Basically, the more wear, engagement rings receive, the more they are likely to scratch as the come into contact with everyday objects. Despite alloys such as Tungsten being included, to harden the metal, if they encounter rough objects, they will scratch. The Rhodium plating on 18ct White Gold is very hard, and slightly more resistant than Platinum in this respect, but Platinum is generally favoured owing to the natural whiteness of the metal and the ability to restore, re-flat, and refurbish the metal back to “as new.”
With a satin finish, since the metal has a very non reflective even finish, any mark or scratch will, in effect, polish the metal in one small area. This results in a very visible mark on the ring, and for this reason, a satin finish can require much more maintenance to keep the finish, as with wear, this does not tend to wear. In fact, within a very short time, such marks can become apparent. A much more intense matt, or sandblasted finish can be more wear resistant but this results in a more coarse appearance to the metal’s surface. Polished finishes, as standard, tend to matt down over time, as they build up scratches, wearing to a natural finish.
When the settings of engagement rings are not tight enough around the diamond, this will usually result in the diamond being loose. This can be caused if the setting is not tight enough to begin with. Setting a diamond can be precarious, and so setters can be more cautious when setting the stone, not wishing to over-tighten the setting which in some cases can cause the stone to chip. Most commonly this can occur where a natural inclusion in the diamond breaks the surface near the setting edge or corner of the stone. It is important to contact the retailer straight away to arrange for the setting to be tightened, since any movement over a period of time will wear the metal, and this movement will be come more pronounced. In the worst instance, this could even result in the stone coming out of the setting itself. Choosing a ring that is surrounded by a greater amount of metal, such as a six claw setting, can mean more security for the diamond, but this can very often result in the loss of that minimal, floating look that some people strive for in their preferred style of engagement rings.

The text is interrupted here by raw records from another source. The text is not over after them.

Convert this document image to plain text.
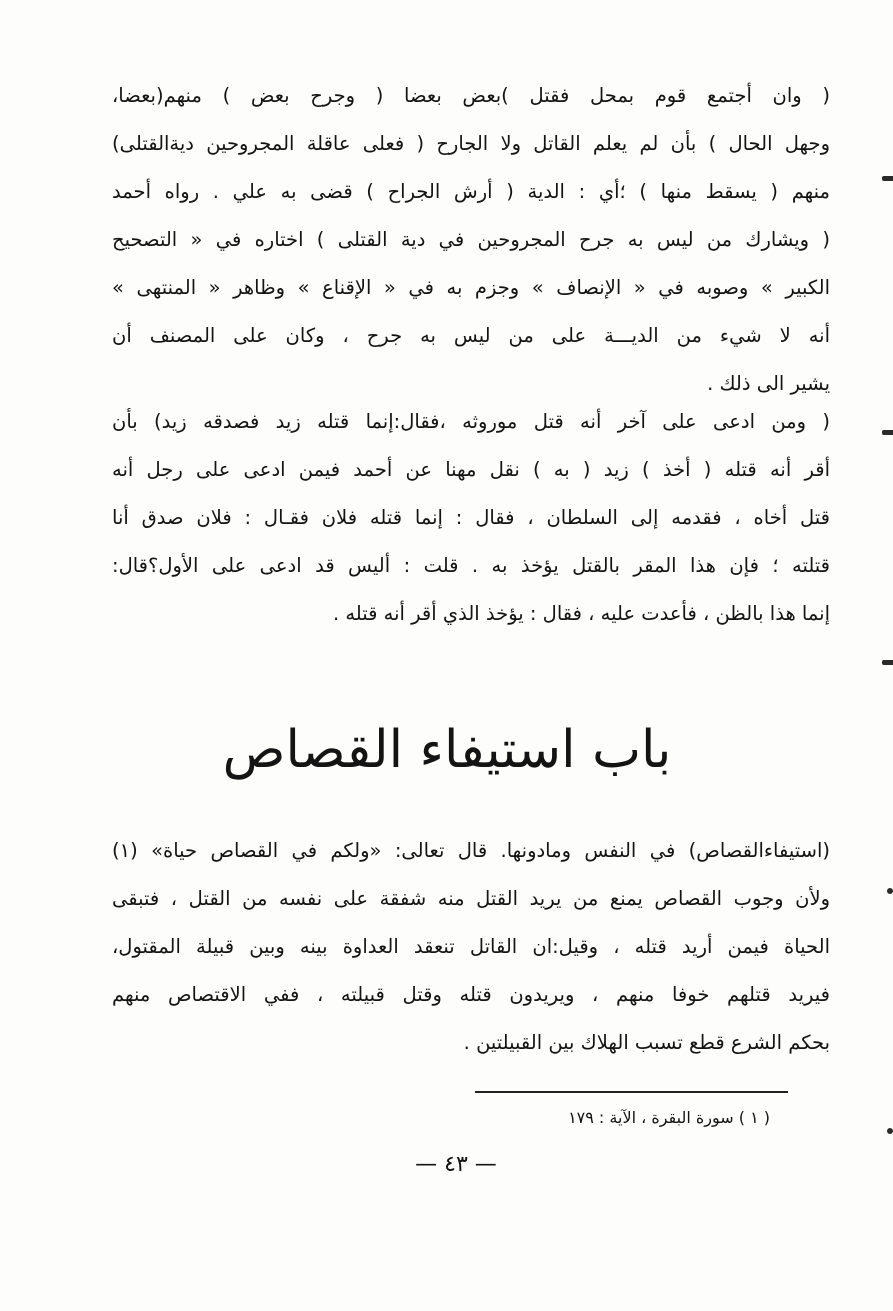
( وان أجتمع قوم بمحل فقتل )بعض بعضا ( وجرح بعض ) منهم(بعضا،
وجهل الحال ) بأن لم يعلم القاتل ولا الجارح ( فعلى عاقلة المجروحين ديةالقتلى)
منهم ( يسقط منها ) ؛أي : الدية ( أرش الجراح ) قضى به علي . رواه أحمد
( ويشارك من ليس به جرح المجروحين في دية القتلى ) اختاره في « التصحيح
الكبير » وصوبه في « الإنصاف » وجزم به في « الإقناع » وظاهر « المنتهى »
أنه لا شيء من الديـــة على من ليس به جرح ، وكان على المصنف أن
يشير الى ذلك .
( ومن ادعى على آخر أنه قتل موروثه ،فقال:إنما قتله زيد فصدقه زيد) بأن
أقر أنه قتله ( أخذ ) زيد ( به ) نقل مهنا عن أحمد فيمن ادعى على رجل أنه
قتل أخاه ، فقدمه إلى السلطان ، فقال : إنما قتله فلان فقـال : فلان صدق أنا
قتلته ؛ فإن هذا المقر بالقتل يؤخذ به . قلت : أليس قد ادعى على الأول؟قال:
إنما هذا بالظن ، فأعدت عليه ، فقال : يؤخذ الذي أقر أنه قتله .
باب استيفاء القصاص
(استيفاءالقصاص) في النفس ومادونها. قال تعالى: «ولكم في القصاص حياة» (١)
ولأن وجوب القصاص يمنع من يريد القتل منه شفقة على نفسه من القتل ، فتبقى
الحياة فيمن أريد قتله ، وقيل:ان القاتل تنعقد العداوة بينه وبين قبيلة المقتول،
فيريد قتلهم خوفا منهم ، ويريدون قتله وقتل قبيلته ، ففي الاقتصاص منهم
بحكم الشرع قطع تسبب الهلاك بين القبيلتين .
( ١ ) سورة البقرة ، الآية : ١٧٩
— ٤٣ —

Engagement ring too loose / too tight.
Let’s face it, we all put on weight, but we can also lose it (not always this lucky, but yes it can happen.) As a result, and engagement ring can become too tight or too loose, and it is important that you can arrange these adjustments to the ring, with a qualified jeweller. To increase the size of a ring, for a small adjustment, provided the band is not too thin, it can be gently stretched by the goldsmith, or should there be a risk of thinning the band, metal can be added, “piecing,” the ring to the correct size. When reduced in size, where a significant adjustment is needed, this can result in the opening up of the setting, which requires the diamond to be re-secured, an essential part of such work. Such significant size adjustments are best avoided unless the ring design is such that it would be possible to resize the ring, re-shape the band, all without compromising the stone itself. Platinum tends to be lasered (but not something done by all jewellery workshops) to ensure a seamless joining of the metal, and results in the size adjustment being quite literally invisible to the eye. For rings where no regular adjustment can be provided, such as full eternity rings, it might be possible to increase size, by polishing the inside fractionally, provided there is enough distance between the diamond culets and the inner metal surface. Alternatively with full eternity rings that are too large, it can be possible to insert small pips in the same metal, thereby filling out the ring for a more snug fit.
Ring appears tarnished.
This is almost certainly a comment that many jewellers receive, and this usually relates to a worn white gold jewellery. Due to the gold content within the ring, the natural white gold has a slightly tinted colouration, hence the use of a very hard, white Rhodium plating following polishing. This can however, over time, wear and the “tarnished” colouration of the ring is merely the natural metal showing through. It is a very simple process of re-polishing and re “dipping” the ring in the Rhodium electrolytic solution to bring the ring back as new. This is always a good idea to arrange once in a while, so that the jeweller can perform a “health check” on the ring, ensuring that there is no further work required on the ring.
We hope these brief notes help with any such issues experienced, but we will always advise contacting an experienced jeweller who can advise on your specific circumstances.